Community development can contribute to outcomes in many different policy fields: community safety and crime reduction, culture and the arts, education, environment and sustainable development, health and well-being, housing, planning, regeneration and local economic development among them. However, as the following sections demonstrate, many of these issues cannot be divided neatly into policy silos or dealt with by separate professional disciplines. Community development strategies that reduce inequalities and community tensions generally, for example, also aim to improve well-being, living conditions and life chances.
Fear of crime and nuisance behaviours are real issues for many communities. On the one hand, they make people unwilling to engage; on the other, legitimate unease can be whipped up into vigilante campaigns – against street sex work or ‘county lines’ drugs dealing, for example. While residents might understandably want to take action to protect their neighbourhood, local communities should be persuaded to organise group activities that minimise harms without confronting the perpetrators. By addressing milder forms of vandalism or dangerous and antisocial behaviour, community development can increase people’s sense of local pride and mutual responsibility, thus giving them confidence to address more serious issues.
Community safety strategies cover several issues that trouble both policy makers and local communities, including domestic violence and hate crimes.
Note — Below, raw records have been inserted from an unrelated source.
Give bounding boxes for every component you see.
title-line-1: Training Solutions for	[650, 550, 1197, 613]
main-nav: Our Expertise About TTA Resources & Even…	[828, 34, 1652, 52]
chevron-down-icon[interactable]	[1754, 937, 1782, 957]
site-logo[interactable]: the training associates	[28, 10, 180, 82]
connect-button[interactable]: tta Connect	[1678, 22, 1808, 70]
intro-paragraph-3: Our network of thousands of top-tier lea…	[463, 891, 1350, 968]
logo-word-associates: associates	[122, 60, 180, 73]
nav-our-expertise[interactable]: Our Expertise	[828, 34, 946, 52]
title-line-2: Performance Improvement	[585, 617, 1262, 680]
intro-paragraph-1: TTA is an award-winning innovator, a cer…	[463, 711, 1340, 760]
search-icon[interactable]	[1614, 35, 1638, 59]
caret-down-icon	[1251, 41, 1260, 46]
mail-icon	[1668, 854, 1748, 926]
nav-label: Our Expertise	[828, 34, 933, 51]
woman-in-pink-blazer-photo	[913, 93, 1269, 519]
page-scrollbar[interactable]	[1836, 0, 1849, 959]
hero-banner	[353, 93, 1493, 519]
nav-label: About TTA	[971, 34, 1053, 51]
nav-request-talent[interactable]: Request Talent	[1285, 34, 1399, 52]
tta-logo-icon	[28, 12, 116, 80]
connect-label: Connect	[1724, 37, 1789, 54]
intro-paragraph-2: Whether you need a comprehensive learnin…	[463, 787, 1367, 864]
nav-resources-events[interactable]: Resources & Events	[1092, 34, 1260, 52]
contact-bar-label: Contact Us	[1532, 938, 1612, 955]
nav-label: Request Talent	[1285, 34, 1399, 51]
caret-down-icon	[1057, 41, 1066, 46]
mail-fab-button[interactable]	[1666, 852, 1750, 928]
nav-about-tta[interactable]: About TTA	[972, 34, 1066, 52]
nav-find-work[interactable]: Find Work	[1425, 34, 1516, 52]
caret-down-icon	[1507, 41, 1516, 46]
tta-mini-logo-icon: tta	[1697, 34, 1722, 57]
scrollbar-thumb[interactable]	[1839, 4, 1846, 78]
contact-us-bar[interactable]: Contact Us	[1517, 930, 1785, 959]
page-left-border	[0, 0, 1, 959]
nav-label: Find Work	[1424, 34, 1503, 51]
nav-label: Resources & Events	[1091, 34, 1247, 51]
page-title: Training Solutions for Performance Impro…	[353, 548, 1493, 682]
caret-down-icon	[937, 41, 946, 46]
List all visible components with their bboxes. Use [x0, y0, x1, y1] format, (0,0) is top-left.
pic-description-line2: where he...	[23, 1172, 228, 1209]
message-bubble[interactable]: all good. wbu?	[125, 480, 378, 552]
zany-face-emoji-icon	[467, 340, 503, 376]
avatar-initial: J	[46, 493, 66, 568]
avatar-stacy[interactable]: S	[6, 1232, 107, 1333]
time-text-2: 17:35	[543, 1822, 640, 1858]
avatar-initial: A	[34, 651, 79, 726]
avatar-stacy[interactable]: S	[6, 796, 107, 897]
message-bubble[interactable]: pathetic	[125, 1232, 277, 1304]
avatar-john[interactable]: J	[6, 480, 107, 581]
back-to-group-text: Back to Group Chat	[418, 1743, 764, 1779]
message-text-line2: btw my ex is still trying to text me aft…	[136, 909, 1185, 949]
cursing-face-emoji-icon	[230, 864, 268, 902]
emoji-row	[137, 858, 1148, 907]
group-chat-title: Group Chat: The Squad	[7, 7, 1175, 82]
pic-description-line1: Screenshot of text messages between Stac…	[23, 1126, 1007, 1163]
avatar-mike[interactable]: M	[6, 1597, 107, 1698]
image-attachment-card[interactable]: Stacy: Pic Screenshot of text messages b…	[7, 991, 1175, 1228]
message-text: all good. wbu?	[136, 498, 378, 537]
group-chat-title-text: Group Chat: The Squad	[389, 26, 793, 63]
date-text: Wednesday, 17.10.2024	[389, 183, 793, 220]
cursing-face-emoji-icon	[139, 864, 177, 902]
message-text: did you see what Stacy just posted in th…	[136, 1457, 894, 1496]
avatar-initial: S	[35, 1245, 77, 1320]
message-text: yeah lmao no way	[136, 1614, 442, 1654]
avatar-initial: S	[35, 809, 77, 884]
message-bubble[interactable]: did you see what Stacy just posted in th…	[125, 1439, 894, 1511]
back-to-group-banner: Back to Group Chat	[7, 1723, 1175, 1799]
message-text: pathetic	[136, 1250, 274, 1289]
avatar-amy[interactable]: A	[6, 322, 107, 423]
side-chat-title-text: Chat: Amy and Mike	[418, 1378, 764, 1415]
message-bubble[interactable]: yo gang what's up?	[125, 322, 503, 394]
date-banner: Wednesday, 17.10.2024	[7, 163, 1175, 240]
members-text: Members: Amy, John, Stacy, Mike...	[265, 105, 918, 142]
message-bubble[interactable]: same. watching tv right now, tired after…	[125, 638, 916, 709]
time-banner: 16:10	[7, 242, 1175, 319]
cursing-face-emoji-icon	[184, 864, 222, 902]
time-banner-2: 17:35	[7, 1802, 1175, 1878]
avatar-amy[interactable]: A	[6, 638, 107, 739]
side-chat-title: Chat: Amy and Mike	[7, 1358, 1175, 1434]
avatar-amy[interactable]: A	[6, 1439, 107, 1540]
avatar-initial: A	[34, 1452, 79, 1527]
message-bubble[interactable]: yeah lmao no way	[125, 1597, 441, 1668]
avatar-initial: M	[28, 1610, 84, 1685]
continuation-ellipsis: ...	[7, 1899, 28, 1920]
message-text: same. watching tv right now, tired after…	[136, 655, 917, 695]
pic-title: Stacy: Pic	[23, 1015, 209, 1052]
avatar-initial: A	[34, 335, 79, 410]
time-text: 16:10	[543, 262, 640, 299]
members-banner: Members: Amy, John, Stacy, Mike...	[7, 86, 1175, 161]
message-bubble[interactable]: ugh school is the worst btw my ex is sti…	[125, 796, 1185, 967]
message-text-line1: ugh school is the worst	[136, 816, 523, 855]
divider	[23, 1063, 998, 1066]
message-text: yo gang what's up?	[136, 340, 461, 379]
Community development approaches have been used by public authorities and voluntary organisations to improve community safety, for example in relation to arson, gang violence, traffic accidents and/or nuisance behaviour. These involve public and peer education about risks, alongside a commitment to listening to community concerns, developing solutions that will work in given circumstances and generally trying to improve relations between community members and public services such as the police, firefighters and planners.